Word of the Day

Got to admit, sometimes I feel at a disadvantage writing and thinking in English. I study mostly French and German philosophers (Marion and Heidegger especially). Somehow those languages seem so much more hospitable (enter Derrida) to the philosophic project. Maybe in the case of Heidegger, the use of language seems more calculated and engineered (because it is). But French seems to effortlessly bend and twist to produce a subtly in thought that defies gravity. And easy translation.

Today I’m preparing a paper on Marion to present at a conference in March. I’m extremely humbled to be included in the program and very happy to be writing about work that on any given day takes up a good deal of my head space. In particular, I am writing on the way “vanity” in Marion’s account of the saturated phenomenon suggests the need to think beyond Self and Other to include Another, in this case the religious community.

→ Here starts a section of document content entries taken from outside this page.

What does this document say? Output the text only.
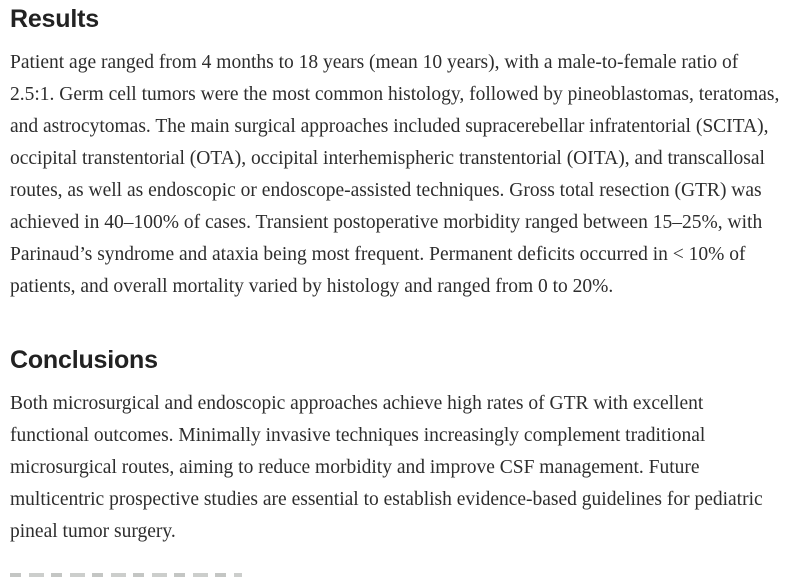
Results

Patient age ranged from 4 months to 18 years (mean 10 years), with a male-to-female ratio of 2.5:1. Germ cell tumors were the most common histology, followed by pineoblastomas, teratomas, and astrocytomas. The main surgical approaches included supracerebellar infratentorial (SCITA), occipital transtentorial (OTA), occipital interhemispheric transtentorial (OITA), and transcallosal routes, as well as endoscopic or endoscope-assisted techniques. Gross total resection (GTR) was achieved in 40–100% of cases. Transient postoperative morbidity ranged between 15–25%, with Parinaud’s syndrome and ataxia being most frequent. Permanent deficits occurred in < 10% of patients, and overall mortality varied by histology and ranged from 0 to 20%.

Conclusions

Both microsurgical and endoscopic approaches achieve high rates of GTR with excellent functional outcomes. Minimally invasive techniques increasingly complement traditional microsurgical routes, aiming to reduce morbidity and improve CSF management. Future multicentric prospective studies are essential to establish evidence-based guidelines for pediatric pineal tumor surgery.
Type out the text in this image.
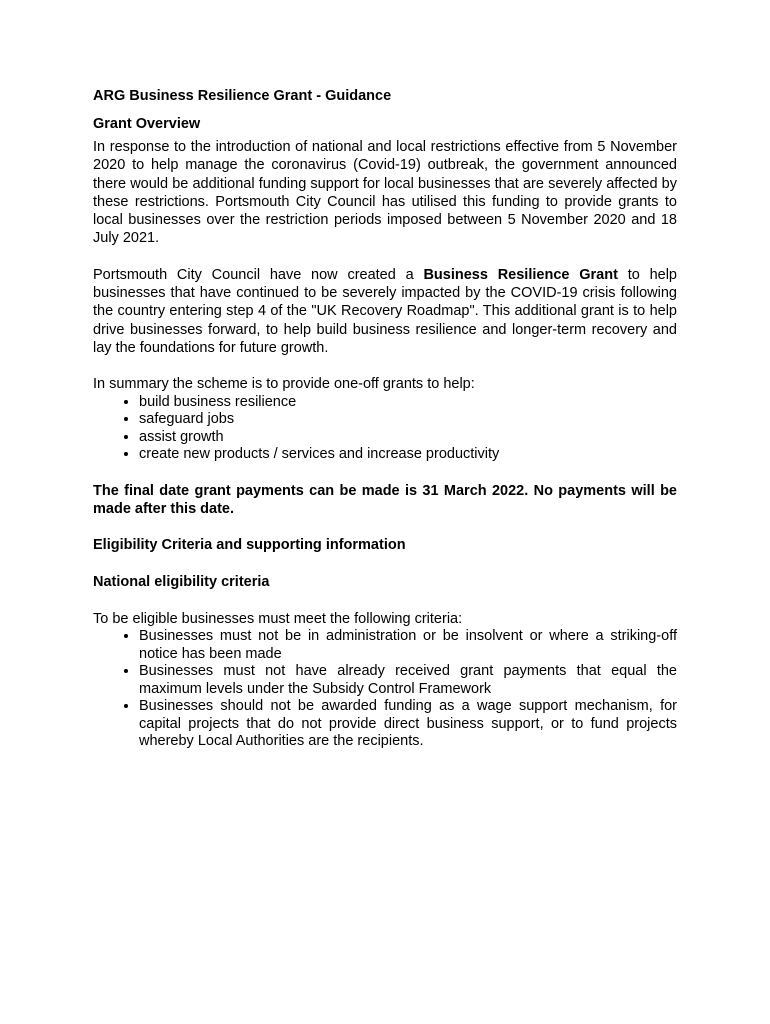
ARG Business Resilience Grant - Guidance
Grant Overview

In response to the introduction of national and local restrictions effective from 5 November 2020 to help manage the coronavirus (Covid-19) outbreak, the government announced there would be additional funding support for local businesses that are severely affected by these restrictions. Portsmouth City Council has utilised this funding to provide grants to local businesses over the restriction periods imposed between 5 November 2020 and 18 July 2021.

Portsmouth City Council have now created a Business Resilience Grant to help businesses that have continued to be severely impacted by the COVID-19 crisis following the country entering step 4 of the "UK Recovery Roadmap". This additional grant is to help drive businesses forward, to help build business resilience and longer-term recovery and lay the foundations for future growth.

In summary the scheme is to provide one-off grants to help:

• build business resilience
• safeguard jobs
• assist growth
• create new products / services and increase productivity

The final date grant payments can be made is 31 March 2022. No payments will be made after this date.

Eligibility Criteria and supporting information
National eligibility criteria

To be eligible businesses must meet the following criteria:

• Businesses must not be in administration or be insolvent or where a striking-off notice has been made
• Businesses must not have already received grant payments that equal the maximum levels under the Subsidy Control Framework
• Businesses should not be awarded funding as a wage support mechanism, for capital projects that do not provide direct business support, or to fund projects whereby Local Authorities are the recipients.
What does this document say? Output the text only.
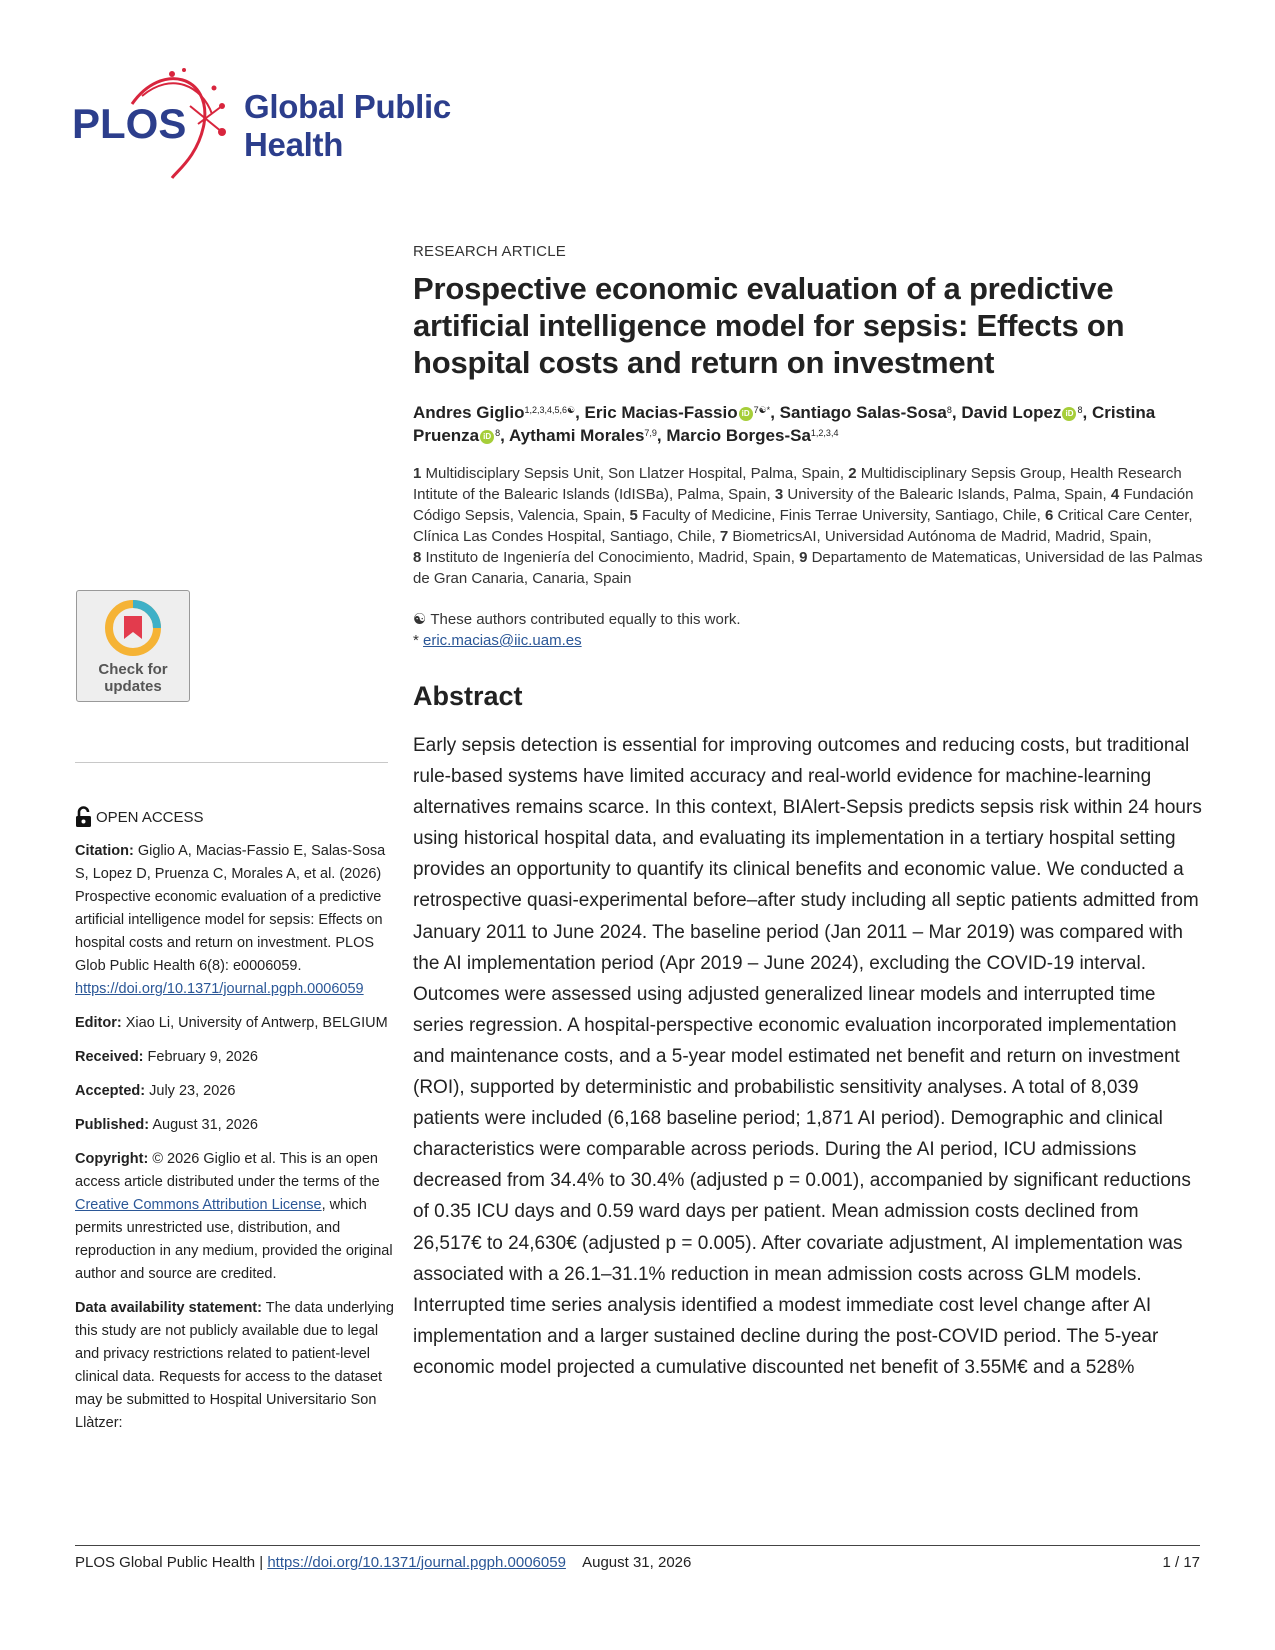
PLOS Global Public
Health
Check for
updates
OPEN ACCESS
Citation: Giglio A, Macias-Fassio E, Salas-Sosa S, Lopez D, Pruenza C, Morales A, et al. (2026) Prospective economic evaluation of a predictive artificial intelligence model for sepsis: Effects on hospital costs and return on investment. PLOS Glob Public Health 6(8): e0006059. https://doi.org/10.1371/journal.pgph.0006059
Editor: Xiao Li, University of Antwerp, BELGIUM
Received: February 9, 2026
Accepted: July 23, 2026
Published: August 31, 2026
Copyright: © 2026 Giglio et al. This is an open access article distributed under the terms of the Creative Commons Attribution License, which permits unrestricted use, distribution, and reproduction in any medium, provided the original author and source are credited.
Data availability statement: The data underlying this study are not publicly available due to legal and privacy restrictions related to patient-level clinical data. Requests for access to the dataset may be submitted to Hospital Universitario Son Llàtzer:
RESEARCH ARTICLE
Prospective economic evaluation of a predictive artificial intelligence model for sepsis: Effects on hospital costs and return on investment
Andres Giglio$^{1,2,3,4,5,6☯}$, Eric Macias-Fassio iD $^{7☯*}$, Santiago Salas-Sosa$^8$, David Lopez iD $^8$, Cristina Pruenza iD $^8$, Aythami Morales$^{7,9}$, Marcio Borges-Sa$^{1,2,3,4}$
1 Multidisciplary Sepsis Unit, Son Llatzer Hospital, Palma, Spain, 2 Multidisciplinary Sepsis Group, Health Research Intitute of the Balearic Islands (IdISBa), Palma, Spain, 3 University of the Balearic Islands, Palma, Spain, 4 Fundación Código Sepsis, Valencia, Spain, 5 Faculty of Medicine, Finis Terrae University, Santiago, Chile, 6 Critical Care Center, Clínica Las Condes Hospital, Santiago, Chile, 7 BiometricsAI, Universidad Autónoma de Madrid, Madrid, Spain, 8 Instituto de Ingeniería del Conocimiento, Madrid, Spain, 9 Departamento de Matematicas, Universidad de las Palmas de Gran Canaria, Canaria, Spain
☯ These authors contributed equally to this work.
* eric.macias@iic.uam.es
Abstract
Early sepsis detection is essential for improving outcomes and reducing costs, but traditional rule-based systems have limited accuracy and real-world evidence for machine-learning alternatives remains scarce. In this context, BIAlert-Sepsis predicts sepsis risk within 24 hours using historical hospital data, and evaluating its implementation in a tertiary hospital setting provides an opportunity to quantify its clinical benefits and economic value. We conducted a retrospective quasi-experimental before–after study including all septic patients admitted from January 2011 to June 2024. The baseline period (Jan 2011 – Mar 2019) was compared with the AI implementation period (Apr 2019 – June 2024), excluding the COVID-19 interval. Outcomes were assessed using adjusted generalized linear models and interrupted time series regression. A hospital-perspective economic evaluation incorporated implementation and maintenance costs, and a 5-year model estimated net benefit and return on investment (ROI), supported by deterministic and probabilistic sensitivity analyses. A total of 8,039 patients were included (6,168 baseline period; 1,871 AI period). Demographic and clinical characteristics were comparable across periods. During the AI period, ICU admissions decreased from 34.4% to 30.4% (adjusted p = 0.001), accompanied by significant reductions of 0.35 ICU days and 0.59 ward days per patient. Mean admission costs declined from 26,517€ to 24,630€ (adjusted p = 0.005). After covariate adjustment, AI implementation was associated with a 26.1–31.1% reduction in mean admission costs across GLM models. Interrupted time series analysis identified a modest immediate cost level change after AI implementation and a larger sustained decline during the post-COVID period. The 5-year economic model projected a cumulative discounted net benefit of 3.55M€ and a 528%
PLOS Global Public Health | https://doi.org/10.1371/journal.pgph.0006059 August 31, 2026	1 / 17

“Vanity” is a pretty good word as things go. In Marion’s work, at least in my reading of it, vanity is the precipice at which the self comes to the end of its rope and becomes capable of the plunge into existential crisis. Vanity is a great word for this extremis because it carries with it both the self-absorption native to the self and, in the useage assigned in Ecclesiastes, its undoing, an exasperated admission of the futility of self-agency. That’s neat work for one word, especially one that retains the full connotation in English.

Writing on the subject today, I reacquainted myself with the word “deponent.” A deponent is both a person who makes a deposition and a passive verb that in nonetheless active in meaning. In other words, deponent turns out to be a handy word for discussing the self converted by the saturated phenomenon to witness. The witness is active in its capacity to register the saturated phenomenon, but is also passive in that the coming forward of the saturated phenomenon itself becomes the self which is attested.

Deponent is not at the heart of my argument (so much good has been said on that front by others better than I), but seeming as I so rarely find an English word (albeit one that is invoking Latin and Greek verbs) that fits philosophy so nicely, I thought I’d take the time to celebrate. Please feel free to share the love and list your favorite English philosophical phrases. In the meantime, keep writing.